These stories can help other women so they do not feel so alone when trying to cope with effects of this disease.
Diagnosised 1 week before my 21st birthday
(Ann Arbor, MI)
Ever since I started having periods, pains of cramping have always been severe. I missed school every month, and when it was that time I knew I would be on the floor curled up holding my stomach and on the toilet throwing up.
My mom never understood how much pain I was going thru and would get very upset with me for missing school. I started my first period when I was in the 6th grade 2 days before Halloween.
I even remember 9 years ago that even at that time it was painful. I remember growing up that I couldn't wait to start my period, I would wish and wish.. But I now have learned be CAREFUL FOR WHAT YOU WISH FOR.
Anyway, I probably been to around 7 OBGYN appointments, and ultra sounds, and not once have they brought up Endometriosis. Until myself and my hubby tried for a couple years to get pregnant and being unsuccessful.
My doctor prescribed me 50mg of clomid, and it over stimulated my ovaries resulting in 3 cysts in 1 month. :(
My doctor was going to put me on b.c for a couple of months but he referred me to his buddy at an infertility clinic. I was on a board for women trying to get pregnant on clomid on a particular site for about a couple months. I happen to describe the pain I would go thru each month when I had my period, and someone brought up that it sounds like I had endometriosis.
Back in my mind I was like 'no way' but when I googled the symptoms it had me really thinking. Any way a couple days later I went to my appointment with the infertility doctor & told him I may have endometriosis, he did an ultra sound and boom, right away he told me my fate, exactly a week before my 21st birthday.
I was so upset, that 1. That my OBGYN couldn't tell after all those ulta sounds and 2. Really, instead of being pregnant over the course of 3 years, I have something that's stopping me. It was very hard to cope with but I scheduled my Laparoscopy for June and finally came to agreement with my self there was nothing I could do about it.
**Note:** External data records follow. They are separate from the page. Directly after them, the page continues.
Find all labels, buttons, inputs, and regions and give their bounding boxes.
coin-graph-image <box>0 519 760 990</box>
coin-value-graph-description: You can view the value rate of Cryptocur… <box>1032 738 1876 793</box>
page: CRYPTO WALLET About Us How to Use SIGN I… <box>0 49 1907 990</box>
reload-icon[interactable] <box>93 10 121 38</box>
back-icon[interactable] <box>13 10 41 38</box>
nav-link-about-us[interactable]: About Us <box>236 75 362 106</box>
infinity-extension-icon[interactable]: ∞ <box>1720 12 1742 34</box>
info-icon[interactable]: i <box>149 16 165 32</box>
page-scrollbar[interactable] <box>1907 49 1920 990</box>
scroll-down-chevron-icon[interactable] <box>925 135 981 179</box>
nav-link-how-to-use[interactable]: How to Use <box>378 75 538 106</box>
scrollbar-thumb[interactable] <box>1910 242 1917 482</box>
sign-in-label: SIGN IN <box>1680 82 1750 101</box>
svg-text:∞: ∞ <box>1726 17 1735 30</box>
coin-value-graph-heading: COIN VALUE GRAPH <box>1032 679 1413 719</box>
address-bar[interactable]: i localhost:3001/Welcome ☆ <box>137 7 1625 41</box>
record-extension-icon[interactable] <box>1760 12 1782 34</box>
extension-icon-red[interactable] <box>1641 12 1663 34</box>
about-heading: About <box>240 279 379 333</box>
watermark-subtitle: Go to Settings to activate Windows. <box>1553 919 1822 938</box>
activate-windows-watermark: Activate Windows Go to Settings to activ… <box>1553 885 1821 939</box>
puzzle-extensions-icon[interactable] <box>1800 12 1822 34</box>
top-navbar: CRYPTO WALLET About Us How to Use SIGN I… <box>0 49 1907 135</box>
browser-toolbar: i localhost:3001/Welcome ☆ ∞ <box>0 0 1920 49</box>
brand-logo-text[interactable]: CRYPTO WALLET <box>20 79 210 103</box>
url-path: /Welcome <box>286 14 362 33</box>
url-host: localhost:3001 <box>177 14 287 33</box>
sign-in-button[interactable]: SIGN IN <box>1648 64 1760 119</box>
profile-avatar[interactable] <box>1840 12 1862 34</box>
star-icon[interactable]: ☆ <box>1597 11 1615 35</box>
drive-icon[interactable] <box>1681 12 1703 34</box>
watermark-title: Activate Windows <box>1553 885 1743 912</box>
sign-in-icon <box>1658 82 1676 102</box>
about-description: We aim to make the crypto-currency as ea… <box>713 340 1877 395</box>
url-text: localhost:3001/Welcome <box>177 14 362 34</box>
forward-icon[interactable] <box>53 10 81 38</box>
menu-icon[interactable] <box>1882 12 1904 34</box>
My mind was getting to the best of me, and when I would consistently think 'wow there's something in my body and i have 4 chocolate cysts', I started experiencing different pains and bloating which seemed like everyday.
I ended up re-scheduling my surgery for May 8th 2012 @ St. Joseph Hospital and I'm hoping god can cure me and I can finally come in peace with my body and have a child of my own.